Obviously the White House is not an auto race. Still, the continued press restrictions may need some serious response to be effective. 

In the latest incident, CNN reporter Kaitlan Collins was apparently being punished for shouting questions to Trump earlier in the day during a joint appearance with Jean-Claude Juncker, the president of the European Commission. 

As CNN wrote: 

On Wednesday afternoon Collins was representing all the television networks as the "pool reporter" in the room during a meeting between Trump and Jean-Claude Juncker, the president of the European Commission.
As is customary, Collins lobbed a few questions at the president. She asked about Vladimir Putin and Michael Cohen. Trump did not answer the questions.
Later in the afternoon, the White House surprised the press corps by announcing a press availability with Trump and Juncker in the Rose Garden. It was said to be open to all press, not just the small pool.
A few minutes later, Collins was asked to come to Bill Shine's office. Shine, a former co-president of Fox News, is the new deputy chief of staff for communications. Shine and press secretary Sarah Sanders met Collins there.
"They said 'You are dis-invited from the press availability in the Rose Garden today,'" Collins said in an interview. "They said that the questions I asked were inappropriate for that venue. And they said I was shouting."

CNN later revealed that Sanders confirmed the move and claimed Collins "shouted questions and refused to leave despite repeatedly being asked to do so." She then amazingly said, "To be clear, we support a free press and ask that everyone be respectful of the presidency and guests at the White House."

What a sham. 

And it's not unusual for Trump, who openly refused to let CNN reporter Jim Acosta ask a question just two weeks ago in England during his joint press event with Prime Minister Theresa May. Last year he chose to bar reporters from The New York Times, Los Angeles Times, Buzzfeed, CNN, and Politico from a press news "gaggle."

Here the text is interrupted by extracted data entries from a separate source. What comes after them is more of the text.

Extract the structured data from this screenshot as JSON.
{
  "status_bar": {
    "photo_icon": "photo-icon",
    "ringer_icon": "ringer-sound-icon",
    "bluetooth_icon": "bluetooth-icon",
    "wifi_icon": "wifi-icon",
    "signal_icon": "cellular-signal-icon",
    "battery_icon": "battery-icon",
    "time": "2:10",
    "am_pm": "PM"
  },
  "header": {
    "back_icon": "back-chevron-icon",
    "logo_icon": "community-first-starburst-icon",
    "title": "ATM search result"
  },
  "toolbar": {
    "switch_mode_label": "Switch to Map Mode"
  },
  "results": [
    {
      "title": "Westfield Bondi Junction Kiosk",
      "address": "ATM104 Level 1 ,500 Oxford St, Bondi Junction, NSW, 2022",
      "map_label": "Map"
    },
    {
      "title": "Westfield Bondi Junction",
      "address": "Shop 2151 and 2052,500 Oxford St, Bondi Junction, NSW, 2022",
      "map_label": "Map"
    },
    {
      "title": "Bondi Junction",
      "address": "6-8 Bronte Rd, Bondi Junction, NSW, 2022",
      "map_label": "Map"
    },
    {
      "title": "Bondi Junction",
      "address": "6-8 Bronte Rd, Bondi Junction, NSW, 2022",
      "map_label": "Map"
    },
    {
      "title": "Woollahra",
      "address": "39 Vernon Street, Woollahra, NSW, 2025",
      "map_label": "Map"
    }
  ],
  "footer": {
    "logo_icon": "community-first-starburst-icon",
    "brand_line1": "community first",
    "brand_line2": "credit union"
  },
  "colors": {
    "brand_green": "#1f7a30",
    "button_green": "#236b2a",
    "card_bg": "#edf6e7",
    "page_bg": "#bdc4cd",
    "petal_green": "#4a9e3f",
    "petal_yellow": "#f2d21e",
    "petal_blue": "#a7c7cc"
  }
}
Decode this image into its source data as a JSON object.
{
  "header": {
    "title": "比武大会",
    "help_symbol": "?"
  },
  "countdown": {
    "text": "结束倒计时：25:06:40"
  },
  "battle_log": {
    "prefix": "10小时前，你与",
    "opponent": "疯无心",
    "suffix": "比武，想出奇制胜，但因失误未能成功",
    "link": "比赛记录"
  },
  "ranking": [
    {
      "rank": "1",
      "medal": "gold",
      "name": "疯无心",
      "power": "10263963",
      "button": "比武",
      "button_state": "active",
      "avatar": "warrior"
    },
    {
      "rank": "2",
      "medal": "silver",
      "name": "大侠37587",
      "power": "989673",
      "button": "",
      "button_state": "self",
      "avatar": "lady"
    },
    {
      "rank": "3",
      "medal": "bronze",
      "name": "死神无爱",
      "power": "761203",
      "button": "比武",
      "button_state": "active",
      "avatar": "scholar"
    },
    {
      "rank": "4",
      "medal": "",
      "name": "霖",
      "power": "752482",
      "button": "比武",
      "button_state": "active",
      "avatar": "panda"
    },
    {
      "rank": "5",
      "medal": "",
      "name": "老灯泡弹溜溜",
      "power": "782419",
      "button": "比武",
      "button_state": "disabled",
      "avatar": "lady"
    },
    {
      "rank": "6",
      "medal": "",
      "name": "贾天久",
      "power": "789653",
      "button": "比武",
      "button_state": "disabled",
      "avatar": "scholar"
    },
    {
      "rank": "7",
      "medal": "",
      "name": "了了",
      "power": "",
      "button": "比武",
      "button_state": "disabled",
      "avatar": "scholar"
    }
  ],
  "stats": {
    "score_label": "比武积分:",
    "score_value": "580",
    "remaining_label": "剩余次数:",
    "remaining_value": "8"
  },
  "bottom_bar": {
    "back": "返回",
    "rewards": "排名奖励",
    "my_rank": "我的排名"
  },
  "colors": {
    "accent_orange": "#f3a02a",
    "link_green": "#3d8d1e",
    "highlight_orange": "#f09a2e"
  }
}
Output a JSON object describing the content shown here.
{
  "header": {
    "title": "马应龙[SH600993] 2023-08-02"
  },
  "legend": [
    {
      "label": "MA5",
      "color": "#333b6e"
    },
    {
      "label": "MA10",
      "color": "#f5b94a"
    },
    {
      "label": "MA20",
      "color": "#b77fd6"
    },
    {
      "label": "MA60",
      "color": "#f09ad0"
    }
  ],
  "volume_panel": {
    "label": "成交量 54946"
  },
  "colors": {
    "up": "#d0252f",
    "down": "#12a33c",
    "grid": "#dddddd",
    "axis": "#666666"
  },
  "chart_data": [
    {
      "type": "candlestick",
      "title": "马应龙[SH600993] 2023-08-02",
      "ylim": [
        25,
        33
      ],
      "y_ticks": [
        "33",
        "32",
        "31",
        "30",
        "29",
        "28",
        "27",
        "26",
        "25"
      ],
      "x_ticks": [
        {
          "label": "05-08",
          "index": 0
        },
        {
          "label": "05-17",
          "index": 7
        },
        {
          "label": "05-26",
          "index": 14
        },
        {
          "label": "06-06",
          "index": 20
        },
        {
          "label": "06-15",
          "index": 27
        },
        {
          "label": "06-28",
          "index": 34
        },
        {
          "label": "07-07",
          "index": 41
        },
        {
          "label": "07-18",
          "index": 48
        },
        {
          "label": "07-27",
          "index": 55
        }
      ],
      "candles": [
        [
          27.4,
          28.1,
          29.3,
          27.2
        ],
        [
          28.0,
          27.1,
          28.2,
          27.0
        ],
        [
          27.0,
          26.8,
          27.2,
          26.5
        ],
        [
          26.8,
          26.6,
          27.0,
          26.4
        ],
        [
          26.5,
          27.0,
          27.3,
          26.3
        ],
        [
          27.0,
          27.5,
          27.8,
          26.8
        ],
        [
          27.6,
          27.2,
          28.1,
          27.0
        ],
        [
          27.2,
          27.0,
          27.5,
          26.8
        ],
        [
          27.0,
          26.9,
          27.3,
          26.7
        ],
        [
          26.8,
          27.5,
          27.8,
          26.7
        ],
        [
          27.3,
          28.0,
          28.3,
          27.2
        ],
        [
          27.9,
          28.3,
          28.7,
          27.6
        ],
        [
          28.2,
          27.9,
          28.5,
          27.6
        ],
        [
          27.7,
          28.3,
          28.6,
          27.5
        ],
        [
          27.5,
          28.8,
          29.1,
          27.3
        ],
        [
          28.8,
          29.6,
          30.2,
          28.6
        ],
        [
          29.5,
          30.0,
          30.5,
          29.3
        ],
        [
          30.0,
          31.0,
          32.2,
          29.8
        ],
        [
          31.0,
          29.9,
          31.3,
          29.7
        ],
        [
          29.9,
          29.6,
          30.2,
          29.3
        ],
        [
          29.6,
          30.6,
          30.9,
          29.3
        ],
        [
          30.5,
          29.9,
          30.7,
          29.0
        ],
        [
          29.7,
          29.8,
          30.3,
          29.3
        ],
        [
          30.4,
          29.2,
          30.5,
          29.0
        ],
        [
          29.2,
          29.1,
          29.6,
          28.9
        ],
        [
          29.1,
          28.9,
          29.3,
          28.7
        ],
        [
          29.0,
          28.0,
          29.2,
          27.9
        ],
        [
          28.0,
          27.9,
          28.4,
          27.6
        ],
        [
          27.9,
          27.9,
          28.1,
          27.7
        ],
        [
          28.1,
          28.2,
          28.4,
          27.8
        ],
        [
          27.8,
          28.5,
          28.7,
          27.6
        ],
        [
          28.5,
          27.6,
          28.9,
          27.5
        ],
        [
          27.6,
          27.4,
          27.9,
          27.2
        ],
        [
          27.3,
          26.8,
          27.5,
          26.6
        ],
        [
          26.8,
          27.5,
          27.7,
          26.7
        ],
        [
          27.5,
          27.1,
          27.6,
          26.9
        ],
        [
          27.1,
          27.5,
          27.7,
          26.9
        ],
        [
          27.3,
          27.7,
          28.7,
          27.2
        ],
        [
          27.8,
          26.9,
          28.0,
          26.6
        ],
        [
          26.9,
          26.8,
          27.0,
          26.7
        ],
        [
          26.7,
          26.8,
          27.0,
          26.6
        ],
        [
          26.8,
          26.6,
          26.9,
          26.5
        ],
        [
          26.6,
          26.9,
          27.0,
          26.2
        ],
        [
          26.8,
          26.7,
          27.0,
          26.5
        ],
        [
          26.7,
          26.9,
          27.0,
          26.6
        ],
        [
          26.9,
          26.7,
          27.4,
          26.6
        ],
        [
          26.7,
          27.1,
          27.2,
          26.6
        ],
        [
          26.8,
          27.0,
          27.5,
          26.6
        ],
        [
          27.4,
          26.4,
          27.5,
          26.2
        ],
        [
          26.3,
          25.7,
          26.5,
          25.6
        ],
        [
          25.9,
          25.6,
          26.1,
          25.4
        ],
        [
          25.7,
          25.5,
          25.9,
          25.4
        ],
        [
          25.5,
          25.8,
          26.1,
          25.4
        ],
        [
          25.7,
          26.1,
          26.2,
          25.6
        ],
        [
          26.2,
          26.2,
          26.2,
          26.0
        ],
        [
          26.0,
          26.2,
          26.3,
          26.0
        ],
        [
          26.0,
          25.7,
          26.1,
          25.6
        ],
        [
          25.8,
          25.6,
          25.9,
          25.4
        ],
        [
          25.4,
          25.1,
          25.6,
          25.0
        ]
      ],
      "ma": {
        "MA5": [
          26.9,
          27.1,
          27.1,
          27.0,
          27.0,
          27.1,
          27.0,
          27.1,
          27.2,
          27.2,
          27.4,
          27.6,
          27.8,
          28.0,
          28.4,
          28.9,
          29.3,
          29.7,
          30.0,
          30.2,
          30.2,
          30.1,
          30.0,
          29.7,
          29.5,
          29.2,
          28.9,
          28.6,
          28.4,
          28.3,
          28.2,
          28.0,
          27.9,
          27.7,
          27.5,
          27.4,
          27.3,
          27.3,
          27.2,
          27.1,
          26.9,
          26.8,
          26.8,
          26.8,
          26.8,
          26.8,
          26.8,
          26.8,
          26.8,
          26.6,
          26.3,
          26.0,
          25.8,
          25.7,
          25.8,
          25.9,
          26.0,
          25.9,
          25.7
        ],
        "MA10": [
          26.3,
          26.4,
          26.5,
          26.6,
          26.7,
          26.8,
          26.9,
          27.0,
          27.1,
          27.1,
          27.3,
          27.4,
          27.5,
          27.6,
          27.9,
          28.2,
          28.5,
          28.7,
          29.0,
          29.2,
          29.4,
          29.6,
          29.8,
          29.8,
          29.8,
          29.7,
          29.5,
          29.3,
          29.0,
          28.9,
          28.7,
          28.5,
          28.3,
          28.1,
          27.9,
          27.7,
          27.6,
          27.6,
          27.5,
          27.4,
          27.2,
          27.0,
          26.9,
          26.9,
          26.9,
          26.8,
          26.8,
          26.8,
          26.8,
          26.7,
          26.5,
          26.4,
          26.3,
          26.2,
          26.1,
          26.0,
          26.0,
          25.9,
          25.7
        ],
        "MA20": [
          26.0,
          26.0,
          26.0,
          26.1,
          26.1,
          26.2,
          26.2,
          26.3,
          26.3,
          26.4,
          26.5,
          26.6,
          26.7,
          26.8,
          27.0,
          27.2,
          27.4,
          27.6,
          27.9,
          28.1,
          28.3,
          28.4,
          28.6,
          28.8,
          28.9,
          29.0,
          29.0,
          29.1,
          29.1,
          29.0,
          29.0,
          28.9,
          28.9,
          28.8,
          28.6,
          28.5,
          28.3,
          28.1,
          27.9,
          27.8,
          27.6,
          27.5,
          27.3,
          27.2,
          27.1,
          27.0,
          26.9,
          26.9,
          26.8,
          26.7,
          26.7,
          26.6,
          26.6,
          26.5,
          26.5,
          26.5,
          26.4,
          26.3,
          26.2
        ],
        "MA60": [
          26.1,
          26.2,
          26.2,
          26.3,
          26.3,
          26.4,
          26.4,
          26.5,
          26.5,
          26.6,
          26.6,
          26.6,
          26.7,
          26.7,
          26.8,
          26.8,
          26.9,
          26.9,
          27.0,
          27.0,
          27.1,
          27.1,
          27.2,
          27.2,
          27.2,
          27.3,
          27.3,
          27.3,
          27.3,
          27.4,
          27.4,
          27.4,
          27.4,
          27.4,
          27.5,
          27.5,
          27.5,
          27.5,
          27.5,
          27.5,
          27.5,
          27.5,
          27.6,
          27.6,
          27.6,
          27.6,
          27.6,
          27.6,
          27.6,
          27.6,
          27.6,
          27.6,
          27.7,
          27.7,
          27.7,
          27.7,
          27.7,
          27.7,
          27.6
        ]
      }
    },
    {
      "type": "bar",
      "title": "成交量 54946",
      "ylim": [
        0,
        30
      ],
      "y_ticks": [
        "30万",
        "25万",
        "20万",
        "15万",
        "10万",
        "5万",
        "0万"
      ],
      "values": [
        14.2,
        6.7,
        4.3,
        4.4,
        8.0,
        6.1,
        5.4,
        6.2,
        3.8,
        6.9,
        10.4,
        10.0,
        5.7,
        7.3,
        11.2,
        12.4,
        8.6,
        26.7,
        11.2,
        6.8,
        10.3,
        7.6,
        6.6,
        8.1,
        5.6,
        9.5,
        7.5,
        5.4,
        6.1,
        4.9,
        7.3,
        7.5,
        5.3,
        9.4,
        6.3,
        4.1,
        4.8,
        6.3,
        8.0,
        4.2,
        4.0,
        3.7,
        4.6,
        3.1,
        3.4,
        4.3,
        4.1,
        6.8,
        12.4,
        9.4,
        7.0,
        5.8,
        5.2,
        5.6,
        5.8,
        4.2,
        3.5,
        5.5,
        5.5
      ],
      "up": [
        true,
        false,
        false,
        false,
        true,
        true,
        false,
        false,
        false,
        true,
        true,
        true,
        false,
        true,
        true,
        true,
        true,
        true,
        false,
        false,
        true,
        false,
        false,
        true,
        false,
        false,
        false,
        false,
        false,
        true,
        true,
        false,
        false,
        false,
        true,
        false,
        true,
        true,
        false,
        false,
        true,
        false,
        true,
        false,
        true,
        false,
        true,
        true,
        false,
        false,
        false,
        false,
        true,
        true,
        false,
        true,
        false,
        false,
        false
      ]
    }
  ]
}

It was great to see so much backlash by news outlets to the latest incident, even Fox News. White House Correspondents Association President Olivier Knox issued a statement that declared: 

We strongly condemn the White House’s misguided and inappropriate decision today to bar one of our members from an open press event after she asked questions they did not like. This type of retaliation is wholly inappropriate, wrong-headed, and weak. It cannot stand. Reporters asking questions of powerful government officials, up to and including the President, helps hold those people accountable. In our republic, the WHCA supports the prerogative of all reporters to do their jobs without fear of reprisal from the government.

Other objections have been flooding in from The Washington Post, MSNBC, and even the conservative Washington Times, which said it "goes too far." The right-wing Weekly Standard also ripped Trump, calling the move "irrational."

But don't be surprised if it happens again and again with this White House. Sadly, the press may be unable to do much. The only action beyond protest would be to boycott White House events.
And that is probably what the administration wants.

This is not the only time such action has occurred. You may recall in 2009 President Obama said he would no longer respond to Fox News reporters at the White House. That prompted a similar outcry from the press corp, including CNN. Obama quickly ended the practice.

With Trump, however, I fear his stubbornness and hatred will continue against CNN and likely other news outlets. The best the journalists can do is stay united and speak out against the restrictions. Although it would be interesting to see a boycott of White House news, even for one day.